Once reserved just for executives, behavioural interviewing can be used to assess a candidate no matter what the sector or role so read on.
The theory behind the technique is that the best predictor of future behaviour is past behaviour so basically you ask candidates to draw on their real life work experiences from the past to explain how they might handle a situation or problem relevant to your business and the role you are trying to fill.
First you need to think about the competencies needed for the job you are hiring to fill and then think about what "behaviours" need to be linked to these "competencies" to generate a good performer.
An example of a "behaviour" would be co-operative and a "competency" working well in a team.
Here are some sample questions, which you can add detail to and tailor to your job:
"Give me an example of a stressful situation you dealt with that demonstrates your coping skills?"
"Describe a time when you had to deal with a difficult co-worker or customer?"
"Tell me a time when you failed and the lesson you learnt from the experience?"

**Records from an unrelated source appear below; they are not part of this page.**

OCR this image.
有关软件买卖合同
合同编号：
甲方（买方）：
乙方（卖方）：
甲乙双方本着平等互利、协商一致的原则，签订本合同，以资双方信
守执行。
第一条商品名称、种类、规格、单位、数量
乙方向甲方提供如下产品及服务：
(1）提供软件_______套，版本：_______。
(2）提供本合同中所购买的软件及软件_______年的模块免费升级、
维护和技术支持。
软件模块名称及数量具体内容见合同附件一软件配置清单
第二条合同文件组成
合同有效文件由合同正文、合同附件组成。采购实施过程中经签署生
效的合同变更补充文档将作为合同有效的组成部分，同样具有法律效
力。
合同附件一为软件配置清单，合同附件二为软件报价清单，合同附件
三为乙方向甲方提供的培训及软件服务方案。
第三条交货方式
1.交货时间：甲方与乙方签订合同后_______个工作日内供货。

Add in detail to tailor to your job and test the candidate further by giving the question multiple parts. For example for a retail job:
"Give me an example of a time when you had to work with someone who was difficult to get along with? In what way was this person difficult? How did you cope with day to day work duties in front of customers? What did you learn from the experience that would help you do things differently next time?"
Assess the candidate on how simply they state the situation but also on whether they were proactive in dealing with the conflict and professional in keeping up appearances in front of customers.
You could also use this technique to test technical skills by presenting a typical technical problem and asking the candidate how they go about soliving it. The process used is what you are really interested in.
Behavioural interviewing is also a good way of testing a person’s verbal skills and how well they can communicate in front of a group. Be mindful of "we" answers. Often candidates will tell you about the contribution of the entire team they were in had made. You need to keep gently probing by asking questions like: "And what was your role. Tell me about what you did?"
To prepare, analyse the job you are hiring for in terms of the tasks involved, the environment the person would work in, the people the candidate would need to interact with and any particular challenges they would face. Jot down the competencies and behaviours the person will need as you go along. Finally, write out some questions that you think will test these and be sure and consult some other co-workers who would be interacting with your new hire. What competencies and behaviours do they rate highly?
Experts suggest using the "SAO" method Situation/Action/Outcomes – when preparing questions for the interview and then during the interview itself.
So let’s imagine the question was about dealing with a difficult person at work:
Situation: You want the candidate to outline the situation including why they viewed their co worker/supplier as difficult and how this impacted on their work.
Action: You want them to outline the steps they took to resolve the situation.
Outcomes: What were the consequences of the action. What did they learn from the experience.
Many people get nervous in interviews so keep that in mind. You need to make the candidate feel comfortable and give them a chance to reflect and answer. Prompt them by referring to their interview. Ultimately you want someone who is good at their work, not just good at interviews so keep that in mind.